Any advise will be much appreciated. Thank you!
string temp = "";
void check(string &str, int &i, int &flag)
{
int count = 0;
int reminder;
do
{
count++;
temp += str[i];
i++;
} while (str[i] != ' ');
i = i - temp.size();
reminder = count % 2;
if (reminder == 0)
flag = 1;
else
flag = 0;
}
void SplitEvenWord(string &str)
{
int i = 0;
int flag = 0;
for (i = 0; i < str.size(); i++)
{
check(str, i, flag);
if (flag == 1)
{
temp.insert(temp.size() / 2, " ");
str.replace(i, temp.size() - 1, temp);
}
}
}
There are two skills that are absolutely vital in software engineering (Well, more than two, but two for now): developing new functions in isolation, and testing things in the simplest possible way.
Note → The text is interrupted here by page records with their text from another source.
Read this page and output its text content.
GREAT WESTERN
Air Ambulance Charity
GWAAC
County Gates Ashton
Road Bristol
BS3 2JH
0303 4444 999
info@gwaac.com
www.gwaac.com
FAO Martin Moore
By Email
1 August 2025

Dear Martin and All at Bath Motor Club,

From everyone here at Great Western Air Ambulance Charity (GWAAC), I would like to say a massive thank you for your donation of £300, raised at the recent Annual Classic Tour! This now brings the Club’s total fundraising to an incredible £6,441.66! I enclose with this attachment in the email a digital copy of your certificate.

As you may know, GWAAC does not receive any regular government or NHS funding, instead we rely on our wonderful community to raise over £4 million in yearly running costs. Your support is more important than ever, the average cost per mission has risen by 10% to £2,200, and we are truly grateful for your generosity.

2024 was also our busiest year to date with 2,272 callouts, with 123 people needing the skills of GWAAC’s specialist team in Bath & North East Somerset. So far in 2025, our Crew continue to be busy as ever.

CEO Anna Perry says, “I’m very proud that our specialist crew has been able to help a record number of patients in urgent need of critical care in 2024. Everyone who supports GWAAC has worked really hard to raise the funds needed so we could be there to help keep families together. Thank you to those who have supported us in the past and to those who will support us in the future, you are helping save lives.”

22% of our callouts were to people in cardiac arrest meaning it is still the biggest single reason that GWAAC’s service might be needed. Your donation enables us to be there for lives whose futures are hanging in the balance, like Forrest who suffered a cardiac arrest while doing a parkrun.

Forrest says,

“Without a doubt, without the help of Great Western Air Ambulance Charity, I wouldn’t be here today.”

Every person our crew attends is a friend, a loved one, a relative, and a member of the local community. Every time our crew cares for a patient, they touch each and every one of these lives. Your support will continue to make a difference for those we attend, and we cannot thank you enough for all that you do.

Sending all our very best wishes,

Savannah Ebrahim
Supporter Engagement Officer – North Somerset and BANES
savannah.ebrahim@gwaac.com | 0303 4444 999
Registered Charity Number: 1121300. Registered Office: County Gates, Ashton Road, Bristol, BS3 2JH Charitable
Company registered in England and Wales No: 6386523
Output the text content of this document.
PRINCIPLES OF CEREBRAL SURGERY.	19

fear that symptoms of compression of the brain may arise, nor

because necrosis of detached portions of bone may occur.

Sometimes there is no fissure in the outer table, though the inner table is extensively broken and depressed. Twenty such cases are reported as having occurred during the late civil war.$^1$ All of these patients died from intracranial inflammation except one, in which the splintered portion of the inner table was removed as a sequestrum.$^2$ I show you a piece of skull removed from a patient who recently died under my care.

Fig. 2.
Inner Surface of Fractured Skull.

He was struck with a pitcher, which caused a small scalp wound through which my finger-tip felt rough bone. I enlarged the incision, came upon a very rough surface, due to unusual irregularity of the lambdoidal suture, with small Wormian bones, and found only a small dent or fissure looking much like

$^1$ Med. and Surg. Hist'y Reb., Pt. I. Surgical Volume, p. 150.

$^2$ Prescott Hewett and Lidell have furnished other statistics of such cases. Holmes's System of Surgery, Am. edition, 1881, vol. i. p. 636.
You say that the code fails if there is only one substring. You don't say how it fails (I should have mentioned clear error reports in the list) so I don't know whether to test your code with an even-length string which it ought to split ("ABCD" => "A B C D") or an odd-length string which it ought to leave alone ("ABC" => "ABC"). Before I try to code these up, I look at your first function:
void check(string &str, int &i, int &flag)
{
...
do
{
count++;
temp += str[i];
i++;
} while (str[i] != ' ');
...
}
Trouble already. The strings I have in mind do not contain any spaces, so the loop cannot terminate. This code will run past the end of the string into whatever happens to be in that memory space, which will cause undefined behavior. (If you don't know that term, it means that there's no telling what will happen, but if you're lucky the program will just crash.)
Fix that, try running that code on "ABC" and "ABCD" and "A" and "" and "ABC DEF", and get it working perfectly. Once it does, take a look at your other function. Don't test it with random typing, test it with short, clearly defined strings. Once it works perfectly, try longer, more complicated ones. If you find a string which causes it to fail, hold onto it! That string will lead you to a bug.
That should be enough to get you started.
I'm writing this as an answer because it was too long to fit as a comment.
I have a couple of suggestions that may help you to figure out what the problem is.
Separate "check" into at least two functions, one to split the string into individual words and check them and one to check the length of the string.
Test the "check" and "tokenize" functions by separately and see if they give you the expected answers. Work on them individually until they are correct.
Separate the formatting of the answers out of "SplitEvenWord" into a separate function.
"SplitEvenWord" should then be nothing more than calling the functions you created as a result of the steps above.
When I'm stuck, I always try to break the problem down into small bite sized pieces that I know I can get working. Eventually, the problem becomes assembling the already working pieces of the solution into a larger function that solves the original problem.